Embora a quantidade de membros tenha sido modificada pela RCN-1/1991, que ampliou ainda mais a composição do órgão para um total de 120 integrantes, a RCN-1/1993 logo restaurou as regras conforme originalmente prevista nesta fase transicional, como se discute na sequência. Essa regra manteve-se inalterada, desde então, até o advento da RCN- 1/2006, que reduziu ainda mais o tamanho do Órgão, o qual, na atualidade, conta apenas com 40 membros titulares (mas ainda na proporção de 3 para 1, isto é, 30 Deputados e 10 Senadores).

Também permaneceram praticamente idênticas as normas a respeito dos critérios para a designação de membros à CMO. Assim como previsto naquele momento, todas as resoluções preservam a regra da proporcionalidade partidária e atribuem aos líderes a prerrogativa de indicar os membros que devem compor os assentos do partido. Ademais, também lhes é conferida a prerrogativa de remover os componentes indicados a qualquer tempo,

independentemente da prática de atos que possam ensejar o desligamento do congressista da Comissão, ou, ainda, do encerramento de seu mandato junto ao Órgão95.

Em conclusão, este breve panorama das normas que vigoraram entre 1989 e 1990 permite verificar que, neste período de transição entre o regime civil-militar e a ordem constitucional de 1988, o Congresso Nacional exerceu sua competência no campo orçamentário a partir de normas “precárias” e provisórias. Estas, no entanto, estabeleceram certos contornos da regulação que estaria por vir – especificamente no que diz respeito à força de seus pareceres em relação ao Plenário e à composição do Órgão.

Autores como Greggianin, Santa Helena et al (2011, p. 130 e 131) ressaltam que a lentidão nesta fase inicial (isto é, em se estabelecer formalmente um novo regimento para a CMO) seria motivada, essencialmente, pelo interesse de atores que desejariam preservar o status quo anterior – havendo, portanto, conflito na aprovação de novas normas regimentais. Todavia, ainda segundo o seu entendimento, as pressões no sentido de regular e democratizar o Órgão acabaram por se tornar cada vez mais evidentes à medida que o desejo de exercer as novas prerrogativas constitucionais foi ganhando espaço no Congresso96.

Nesse contexto, votar e aprovar uma resolução para o processo orçamentário tornara-se, ao menos retoricamente, uma questão de força e prestígio do Legislativo. Era demonstrar o seu “verdadeiro poder”, ou melhor, decidir “se o Congresso tem poder ou não” – como disse o Deputado José Genoíno (PT-SP) ao debater o tema em Plenário. (BRASIL, 1991- c, p. 1657). Foi obra da RCN-1/1991 consolidar essa decisão.

95 A RCN-1/1991 estabelece que o critério da proporcionalidade será aplicado “quando possível”. Trata-se da única

resolução que estabelece uma ressalva desse tipo, que foi removida pela RCN-2/1995.

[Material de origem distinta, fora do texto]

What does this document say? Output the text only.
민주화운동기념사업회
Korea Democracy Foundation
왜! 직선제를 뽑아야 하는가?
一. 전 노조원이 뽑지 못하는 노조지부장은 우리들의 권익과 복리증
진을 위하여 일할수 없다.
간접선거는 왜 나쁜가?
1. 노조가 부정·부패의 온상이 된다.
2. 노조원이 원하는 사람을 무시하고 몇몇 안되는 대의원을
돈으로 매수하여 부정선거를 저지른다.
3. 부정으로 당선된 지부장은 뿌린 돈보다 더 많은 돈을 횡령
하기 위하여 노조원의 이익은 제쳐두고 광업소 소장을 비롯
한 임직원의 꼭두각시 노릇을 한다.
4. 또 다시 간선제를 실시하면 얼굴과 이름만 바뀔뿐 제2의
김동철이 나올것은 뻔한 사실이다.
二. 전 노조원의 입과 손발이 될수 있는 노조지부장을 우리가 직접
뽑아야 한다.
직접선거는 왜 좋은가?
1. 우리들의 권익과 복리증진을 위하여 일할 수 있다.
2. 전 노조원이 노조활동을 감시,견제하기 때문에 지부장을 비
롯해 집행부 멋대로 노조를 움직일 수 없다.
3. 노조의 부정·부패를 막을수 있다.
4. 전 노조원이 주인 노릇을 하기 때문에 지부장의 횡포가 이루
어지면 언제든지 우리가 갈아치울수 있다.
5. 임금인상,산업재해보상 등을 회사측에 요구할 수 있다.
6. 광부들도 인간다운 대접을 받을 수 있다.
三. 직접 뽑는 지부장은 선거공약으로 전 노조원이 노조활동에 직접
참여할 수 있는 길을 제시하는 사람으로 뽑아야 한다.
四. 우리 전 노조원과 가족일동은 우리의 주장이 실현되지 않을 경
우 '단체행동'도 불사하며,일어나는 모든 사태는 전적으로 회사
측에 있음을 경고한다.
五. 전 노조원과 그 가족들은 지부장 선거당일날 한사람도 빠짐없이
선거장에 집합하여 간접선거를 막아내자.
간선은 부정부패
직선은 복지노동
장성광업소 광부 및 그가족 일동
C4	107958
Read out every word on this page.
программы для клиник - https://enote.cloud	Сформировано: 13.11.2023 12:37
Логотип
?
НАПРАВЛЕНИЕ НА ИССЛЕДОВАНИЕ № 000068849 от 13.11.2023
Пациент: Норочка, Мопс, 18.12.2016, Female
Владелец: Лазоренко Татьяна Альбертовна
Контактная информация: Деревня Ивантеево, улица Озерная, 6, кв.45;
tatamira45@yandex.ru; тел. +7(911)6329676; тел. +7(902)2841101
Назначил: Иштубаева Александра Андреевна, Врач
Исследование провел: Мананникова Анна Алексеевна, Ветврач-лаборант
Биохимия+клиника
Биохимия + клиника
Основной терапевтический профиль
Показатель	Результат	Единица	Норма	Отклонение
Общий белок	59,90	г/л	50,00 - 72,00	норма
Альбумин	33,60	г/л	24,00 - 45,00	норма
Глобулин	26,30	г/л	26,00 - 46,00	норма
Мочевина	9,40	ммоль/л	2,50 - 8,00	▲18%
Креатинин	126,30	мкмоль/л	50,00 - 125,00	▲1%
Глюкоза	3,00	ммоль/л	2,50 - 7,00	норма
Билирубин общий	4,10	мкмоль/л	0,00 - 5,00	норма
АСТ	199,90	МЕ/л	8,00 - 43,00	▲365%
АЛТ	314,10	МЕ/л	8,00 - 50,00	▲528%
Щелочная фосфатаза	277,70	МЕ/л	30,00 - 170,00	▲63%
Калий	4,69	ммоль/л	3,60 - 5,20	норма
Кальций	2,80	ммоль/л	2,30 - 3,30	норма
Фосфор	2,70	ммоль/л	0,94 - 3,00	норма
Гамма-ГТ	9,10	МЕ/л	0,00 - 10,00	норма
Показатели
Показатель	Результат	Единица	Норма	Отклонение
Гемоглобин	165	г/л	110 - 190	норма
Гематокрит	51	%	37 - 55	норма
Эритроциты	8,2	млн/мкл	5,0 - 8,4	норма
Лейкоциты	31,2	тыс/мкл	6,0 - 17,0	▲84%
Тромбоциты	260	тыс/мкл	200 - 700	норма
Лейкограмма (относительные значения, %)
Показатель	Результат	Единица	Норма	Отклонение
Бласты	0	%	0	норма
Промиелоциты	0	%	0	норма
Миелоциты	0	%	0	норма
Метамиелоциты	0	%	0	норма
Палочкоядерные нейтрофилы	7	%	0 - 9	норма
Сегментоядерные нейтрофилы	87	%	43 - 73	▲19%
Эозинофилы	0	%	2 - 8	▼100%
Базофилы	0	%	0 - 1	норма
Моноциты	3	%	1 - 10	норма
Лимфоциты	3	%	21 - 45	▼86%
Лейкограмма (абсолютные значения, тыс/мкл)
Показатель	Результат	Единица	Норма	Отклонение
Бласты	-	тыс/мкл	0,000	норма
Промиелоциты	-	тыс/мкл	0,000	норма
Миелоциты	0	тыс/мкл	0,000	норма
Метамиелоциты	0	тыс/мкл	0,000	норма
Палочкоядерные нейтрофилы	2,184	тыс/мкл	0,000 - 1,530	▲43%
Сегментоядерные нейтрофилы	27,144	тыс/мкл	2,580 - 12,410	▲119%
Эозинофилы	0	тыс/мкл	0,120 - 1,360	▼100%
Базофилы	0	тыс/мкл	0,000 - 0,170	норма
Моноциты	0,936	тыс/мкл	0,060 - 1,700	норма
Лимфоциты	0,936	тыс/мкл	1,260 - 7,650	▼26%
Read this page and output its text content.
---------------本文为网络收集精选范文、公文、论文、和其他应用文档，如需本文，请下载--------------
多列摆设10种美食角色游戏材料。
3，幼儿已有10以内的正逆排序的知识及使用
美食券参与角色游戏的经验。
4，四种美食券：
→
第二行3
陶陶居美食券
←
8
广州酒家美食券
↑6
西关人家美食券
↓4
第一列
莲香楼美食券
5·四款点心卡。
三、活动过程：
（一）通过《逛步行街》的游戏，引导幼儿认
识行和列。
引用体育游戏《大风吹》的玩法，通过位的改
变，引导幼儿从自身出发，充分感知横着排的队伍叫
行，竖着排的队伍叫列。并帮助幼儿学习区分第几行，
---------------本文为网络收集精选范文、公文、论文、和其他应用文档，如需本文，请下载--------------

96 Os autores citam alguns exemplos de iniciativas que, no seu entender, corroboram essa afirmação: “Por outro

lado, a vontade de exercer suas novas prerrogativas constitucionais [do Congresso] foi ganhando força, a cada ano, dando margem a iniciativas como: (a) as amplas modificações propostas pelo deputado José Serra, na condição de relator da matéria, ao projeto de LDO para 1990 (o primeiro sob a nova ordem constitucional); (b) a apresentação do projeto de lei complementar sobre matéria orçamentária, pelo deputado José Serra, em março de 1990 (PLC nº 222, de 1990, publicado no Diário do Congresso Nacional de 9/5/1990); (c) a pressão dos parlamentares no sentido da instituição de normas estáveis de organização e funcionamento da Comissão Mista de Orçamento, contendo critérios para as relatorias na apreciação de projetos das leis do ciclo orçamentário, de que resultou a Resolução- CN nº 1, de 1991; (d) a substituição do deputado João Alves pelo deputado Ricardo Fiuza na função de relator- geral do PLOA para 1992, em meio a acirrado debate político; e (e) as inovações acrescidas nas sucessivas LDOs, com vistas à melhor estruturação dos orçamentos e à melhor fundamentação das alocações, expressas pela crescente demanda por informações complementares” (GREGGIANIN, SANTA HELENA, et al., 2011, p. 131).